NaDa Vili - Cheers (NaDa NaDaaye..., NaDa NaDa NaDa) given to the bride and bridegrrom while going home from the church after the marriage (It also serves to alert the wedding receptionists to complete their final touches).

Thali - Thali is a Golden cross made up of 21 minute buds embossed on it distinguishes itself from thalis of other Christians and non-Christians. Using of a thread made up of seven yarns taken from the bridal veil, for the tying of thali.

Nellum Neerum - Sign of cross done using the blessed palm leaves (from Palm Sunday) wetted in the patty (rice) water, on the forehead of the bride and groom wishing them God's blessing and happiness.
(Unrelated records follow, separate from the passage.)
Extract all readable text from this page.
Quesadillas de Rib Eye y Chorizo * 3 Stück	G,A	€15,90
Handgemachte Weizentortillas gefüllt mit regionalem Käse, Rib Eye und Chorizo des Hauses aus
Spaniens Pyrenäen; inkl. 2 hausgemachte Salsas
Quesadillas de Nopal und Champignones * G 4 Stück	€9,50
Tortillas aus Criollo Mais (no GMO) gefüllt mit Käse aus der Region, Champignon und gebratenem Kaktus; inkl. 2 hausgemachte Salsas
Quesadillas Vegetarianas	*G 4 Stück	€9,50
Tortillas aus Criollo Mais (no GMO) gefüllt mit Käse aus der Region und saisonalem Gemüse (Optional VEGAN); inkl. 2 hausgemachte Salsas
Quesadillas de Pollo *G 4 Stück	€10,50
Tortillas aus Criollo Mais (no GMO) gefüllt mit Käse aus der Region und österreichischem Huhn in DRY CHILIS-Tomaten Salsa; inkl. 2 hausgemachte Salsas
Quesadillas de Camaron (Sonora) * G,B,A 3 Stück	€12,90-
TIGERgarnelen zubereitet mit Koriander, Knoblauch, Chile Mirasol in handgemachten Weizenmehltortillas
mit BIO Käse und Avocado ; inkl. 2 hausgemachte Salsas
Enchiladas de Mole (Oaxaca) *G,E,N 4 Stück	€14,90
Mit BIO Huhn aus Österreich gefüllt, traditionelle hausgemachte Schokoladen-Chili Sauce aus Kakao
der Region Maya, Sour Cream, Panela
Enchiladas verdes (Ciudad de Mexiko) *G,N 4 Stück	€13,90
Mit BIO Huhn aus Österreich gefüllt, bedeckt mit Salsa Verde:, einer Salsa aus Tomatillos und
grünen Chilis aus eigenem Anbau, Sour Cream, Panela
Vazhu Pidutham - The rite of giving God's blessing to bride and groom by the mother of bride by placing her hands in the form of a cross on their heads.

Kacha Thazhukal - A ceremony using a new piece of cloth given to bride's relatives as a gift by the groom's party (Usually to bride's mother, grandmother, and maternal uncle/aunt).

Source - knanaya.org.uk

Knanaya History

The Knanaya Christians are descendants of 72 Jeudo-Christian families who migrated from Edessa( or Urfa), the first city state that embraced Christianity, to the Malabar coast in AD 345, under the leadership of a prominent merchant prince Knai Thomman. They consisted of 400 people men, women and children, from various Syriac-Jewish clans. They sailed in three ships headed by a leading ship with the flag of King David. The Syriac-Jews were granted permission to engage in trade and settle down in Kodungallur by the then ruler of Malabar, Cheraman Perumal. The event has been recorded on copper plates given to the community. Before the arrival of the Knanaya people, the early Nasrani people in the Malabar coast included some local converts and largely converted Jewish people who had settled in Kerala during the Babylonian exile and after. They came mostly from the Northern kingdoms of Israel. According to tradition, Knanaya Christians are also known as Southists (Thekkumbhagar in Malayalam) as they hailed from the southern province of Israel known in the Old Testament as the Kingdom of Judah. The rivalry between the northern kingdoms and the Kingdom of Judah since Old Testament times led to the difference among the Nasranis as Northists and Southists. This led the Knanaya people to become an endogamous people within the Nasrani community.